The seventh study is a novel application of DEA in the appraisal and relative performance evaluation of nurses. Ibrahim H. Osman, Lynn N. Berbarya, Yusuf Sidania, Baydaa Al-Ayoubib and Ali Emrouznejad used data from an intensive care unit for both nurses and employers in an era of clinical governance, increased accountability and high standards of health care services. In this study they proposed a DEA model for the appraisal and relative performance evaluation of nurses. They validated the model by applying it on 32 nurses working at an intensive care unit at one of the most recognized hospitals in Lebanon.
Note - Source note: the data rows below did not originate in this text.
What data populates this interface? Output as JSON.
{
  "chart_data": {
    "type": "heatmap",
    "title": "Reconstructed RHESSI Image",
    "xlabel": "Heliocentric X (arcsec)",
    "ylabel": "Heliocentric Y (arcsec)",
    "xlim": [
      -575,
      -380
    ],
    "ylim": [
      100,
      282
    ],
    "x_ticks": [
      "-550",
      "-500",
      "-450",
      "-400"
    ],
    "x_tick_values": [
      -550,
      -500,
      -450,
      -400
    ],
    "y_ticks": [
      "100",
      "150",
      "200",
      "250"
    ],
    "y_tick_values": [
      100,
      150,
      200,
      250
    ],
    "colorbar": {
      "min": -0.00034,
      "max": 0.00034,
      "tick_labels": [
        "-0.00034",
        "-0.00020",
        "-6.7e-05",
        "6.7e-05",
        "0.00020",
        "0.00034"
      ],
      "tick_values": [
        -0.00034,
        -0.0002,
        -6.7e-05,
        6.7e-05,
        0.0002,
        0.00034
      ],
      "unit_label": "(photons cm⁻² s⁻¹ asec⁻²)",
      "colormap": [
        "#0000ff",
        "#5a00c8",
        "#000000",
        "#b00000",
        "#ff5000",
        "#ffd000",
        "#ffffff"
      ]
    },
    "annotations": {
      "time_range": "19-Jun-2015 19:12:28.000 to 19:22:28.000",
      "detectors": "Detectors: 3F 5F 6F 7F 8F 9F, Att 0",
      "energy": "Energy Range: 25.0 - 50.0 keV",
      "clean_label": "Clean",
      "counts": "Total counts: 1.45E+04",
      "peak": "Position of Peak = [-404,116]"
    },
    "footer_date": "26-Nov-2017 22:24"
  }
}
In another study, Paul Rouse, Julie Harrison and Nikki Turner used activity based costing (ABC) and DEA to investigate the cost and performance of 24 New Zealand primary care practices. They indicated that the DEA has a high level focus typically using aggregated data in the form of inputs and outputs, while ABC is more detailed and oriented around very disaggregated data. Hence they used a case study of immunisation activities to illustrate how DEA and ABC can be used in conjunction to improve performance analysis and benchmarking. They results show that practice size, socio-economic environment, parts of the service delivery process as well as regular administrative tasks are major cost and performance drivers for general practices in immunisation activities.
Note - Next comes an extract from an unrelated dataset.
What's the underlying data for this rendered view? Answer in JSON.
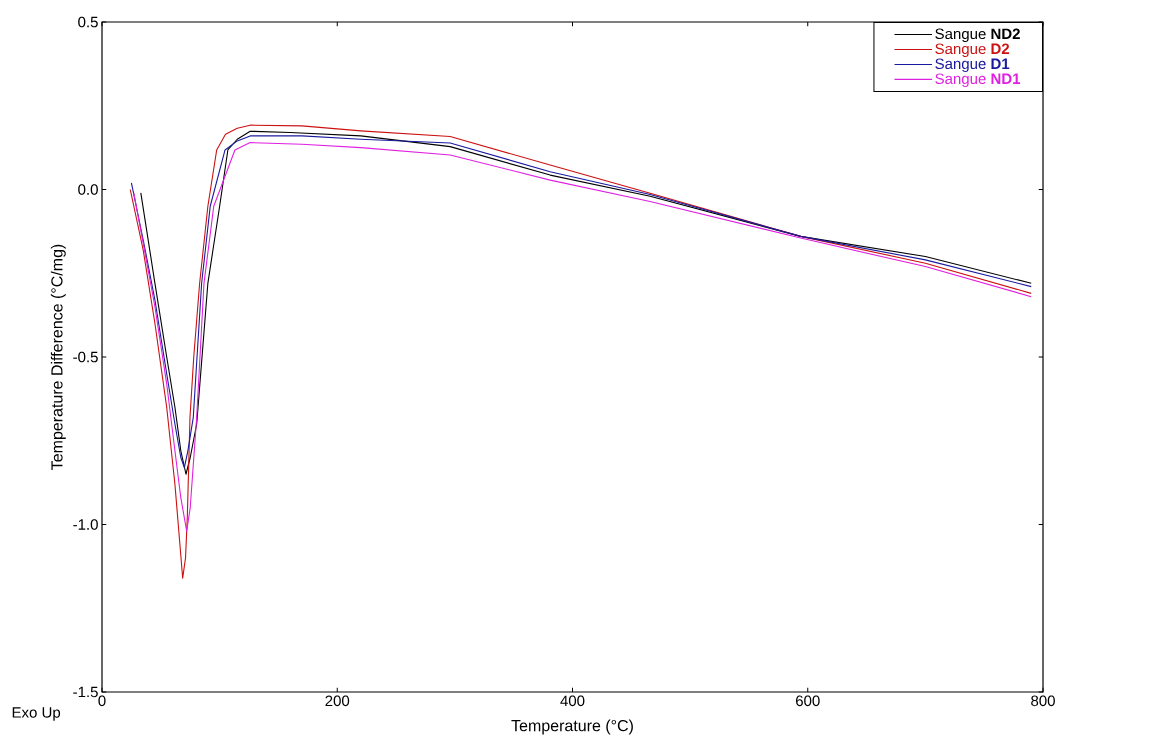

Finally, Chun-Ling Chuang, Peng-Chan Chang, Rong-Ho Lin investigated the evaluation of hospital operational efficiency for better resource allocation and cost effectiveness. First they used several DEA-based models, and then they identified a DEA-artificial neural network (ANN) model and claimed that this model is more capable than the DEA and DEA-assurance region (AR) models of measuring operational efficiency and recognizing the best-performing hospital. At the end they also used the classification and regression tree (CART) efficiency model to utilize and extract rules for improving resource allocation of medical institutions.

Overall, the papers included in the special volume give us a small but representative picture of the current research in the area of non-parametric efficiency and productivity evaluation using DEA for performance measurement in the health sector. All of the papers contribute either to the theory or applications in the field and should be of interest to both academics and practitioners.

To conclude, we are grateful to all the authors and to the reviewers who made this special volume possible. Although it was not possible to include all submitted manuscripts, the editors hope that all authors found the feedback helpful for their future work. We thank Dr. R. R. Graham, Editor-in-Chief of the Journal of Medical Systems, for giving us the opportunity to prepare this special issue.